AI-powered search startup Perplexity appears to be plagiarizing the work of journalists with its newly launched Perplexity Pages feature, which allows users to curate content on a selected topic. Several posts “curated” by the Perplexity team on its platform bear a striking resemblance to the unique posts from several publications, including ForbesCNBC and Bloomberg. The articles, which have already collected tens of hundreds of views, don’t mention the publications by name within the article text – the one attributions are small, easily missed logos that confer with them.
For example, a perplexity aggregation of Forbes‘ exclusive report on Eric Schmidt’s stealth drone project comprises several fragments that appear to have been copied, including a custom illustration. In recent months Forbes has uncovered quite a lot of stories in regards to the former Google CEO’s secret efforts to develop AI-controlled aircraft for the battlefield, and this week it was reported that Schmidt has poached talent from SpaceX, Apple and Google and is testing his drones in the rich Silicon Valley town of Menlo Park.
Parts of the post contain nearly equivalent wording and contain all the small print first reported by ForbesThe only attribution is a small, barely identifiable Forbes Logo as a quote. The Perplexity Aggregation also comprises an image of the Forbes Design team that appears to be barely modified from Perplexity. Perplexity’s aggregated blog was the highest item on the Explore tab and has greater than 17,000 views.
A Perplexity post with over 20,000 views about Elon Musk’s forwarding of chips from Tesla to xAI was originally a CNBC exclusive, but CNBC was not mentioned by name within the article and is one in every of 4 channels which might be indicated by a small round stamp.
“Emails circulating within Nvidia and obtained by CNBC show that Elon Musk ordered the chipmaker to prioritize the delivery of processors to X and xAI ahead of Tesla,” the article says. Perplexity’s version? “Emails from Nvidia show that Elon Musk ordered the company to prioritize the delivery of 12,000 H100 GPUs to X and xAI.”
Mark Gurman of Bloomberg first reported that Apple is exploring work on home robots. Perplexity’s pages said Apple was planning “to develop two home robot projects: a mobile robot that follows users around their homes and a tabletop device with a display that moves autonomously.” It was the identical information Gurman had reported from “people who asked to remain anonymous because the Skunk Works project is private.” In this case, Bloomberg’s logo was hidden behind three others and invisible to Perplexity’s users unless they clicked on it.
In response to tweets on this topic from Forbes Editor-in-Chief John Paczkowski, CEO Aravind Srinivas said on X that the Perplexity Pages have “rough edges” and that the features might be improved over time and with feedback.
“We believe contributing sources should be highlighted more prominently on Pages and will take this feedback into account as we continue to develop the product. We have always cared about citing content and designed our product from the start to clearly cite sources, something most other chatbots cannot do reliably and clearly even today,” Srinivas said in response to a request for comment.
CNBC and Bloomberg didn’t immediately reply to a request for comment.
This feature also allows users to simply share content on to social media platforms like LinkedIn.
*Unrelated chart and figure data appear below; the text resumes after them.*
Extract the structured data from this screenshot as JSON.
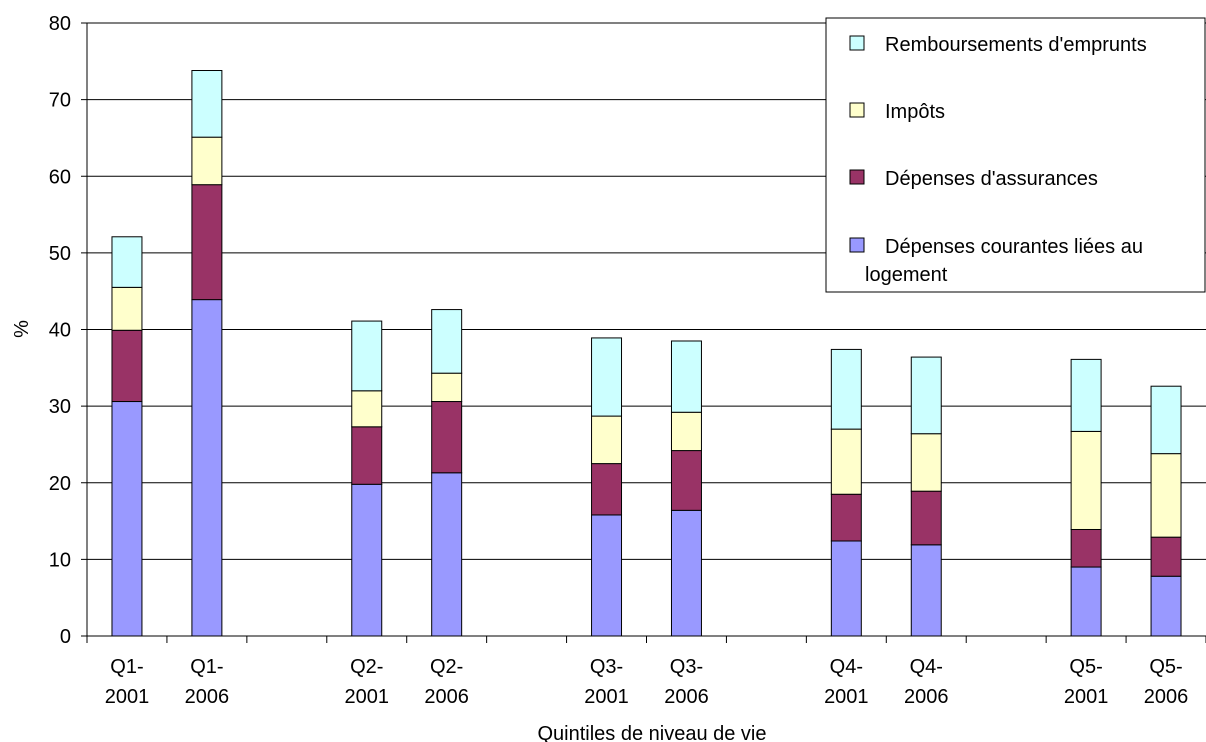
{
  "chart_data": {
    "type": "bar",
    "stacked": true,
    "categories": [
      [
        "Q1-",
        "2001"
      ],
      [
        "Q1-",
        "2006"
      ],
      [
        "",
        ""
      ],
      [
        "Q2-",
        "2001"
      ],
      [
        "Q2-",
        "2006"
      ],
      [
        "",
        ""
      ],
      [
        "Q3-",
        "2001"
      ],
      [
        "Q3-",
        "2006"
      ],
      [
        "",
        ""
      ],
      [
        "Q4-",
        "2001"
      ],
      [
        "Q4-",
        "2006"
      ],
      [
        "",
        ""
      ],
      [
        "Q5-",
        "2001"
      ],
      [
        "Q5-",
        "2006"
      ]
    ],
    "series": [
      {
        "name": "Dépenses courantes liées au logement",
        "legend_lines": [
          "Dépenses courantes liées au",
          "logement"
        ],
        "color": "#9999ff",
        "values": [
          30.6,
          43.9,
          null,
          19.8,
          21.3,
          null,
          15.8,
          16.4,
          null,
          12.4,
          11.9,
          null,
          9.0,
          7.8
        ]
      },
      {
        "name": "Dépenses d'assurances",
        "legend_lines": [
          "Dépenses d'assurances"
        ],
        "color": "#993366",
        "values": [
          9.3,
          15.0,
          null,
          7.5,
          9.3,
          null,
          6.7,
          7.8,
          null,
          6.1,
          7.0,
          null,
          4.9,
          5.1
        ]
      },
      {
        "name": "Impôts",
        "legend_lines": [
          "Impôts"
        ],
        "color": "#ffffcc",
        "values": [
          5.6,
          6.2,
          null,
          4.7,
          3.7,
          null,
          6.2,
          5.0,
          null,
          8.5,
          7.5,
          null,
          12.8,
          10.9
        ]
      },
      {
        "name": "Remboursements d'emprunts",
        "legend_lines": [
          "Remboursements d'emprunts"
        ],
        "color": "#ccffff",
        "values": [
          6.6,
          8.7,
          null,
          9.1,
          8.3,
          null,
          10.2,
          9.3,
          null,
          10.4,
          10.0,
          null,
          9.4,
          8.8
        ]
      }
    ],
    "xlabel": "Quintiles de niveau de vie",
    "ylabel": "%",
    "ylim": [
      0,
      80
    ],
    "yticks": [
      "0",
      "10",
      "20",
      "30",
      "40",
      "50",
      "60",
      "70",
      "80"
    ],
    "grid": true,
    "legend_position": "top-right",
    "legend_order": [
      3,
      2,
      1,
      0
    ]
  }
}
It also provides a link to Perplexity’s aggregated article, making it easier for users to return to the Perplexity source, eliminating the necessity to change to news outlets.
When Perplexity’s search engine was asked to offer its opinion on report theft and the dearth of proper citing of publications and the work of journalists, its AI responded that it was unethical for Perplexity to breed reports from journalists without proper citing.
“While AI assistants can summarize and synthesize information, they must do so ethically by respecting intellectual property rights, fully and transparently citing original sources, and maintaining journalistic integrity,” the search engine responded. “Perplexity AI’s approach appears to violate these principles.”
In May 2024, Perplexity introduced Pages as a brand new way for its 15 million users to create visually appealing articles and in-depth reports on topics of interest, divided into subsections. “Publish your work to our growing library of user-generated content and share it directly with your audience with a single click,” the corporate said in a blog post. In these cases, nonetheless, the pages appear to have been created internally by Perplexity’s own team, somewhat than by users.
Co-founded in 2022 by Aravind Srinivas, Denis Yarats, Johnny Ho and Andrew Konwinski, the emerging AI unicorn has raised over $100 million in enterprise capital from tech giants including Amazon founder Jess Bezos, Google chief scientist Jeff Dean, Open AI co-founder Andrej Karpathy and Meta chief scientist Yann LeCun. According to TechCrunch.
“The web is free for everyone to access. It is fair use,” said CEO Srinivas Forbes in an interview in April, stressing that its AI search platform provides links to sources after each sentence generated by its AI and that it’s among the many first to achieve this. “Take journalism, where you write a new article. What do you do, say out loud New York TimesYou quote others. We do that too.”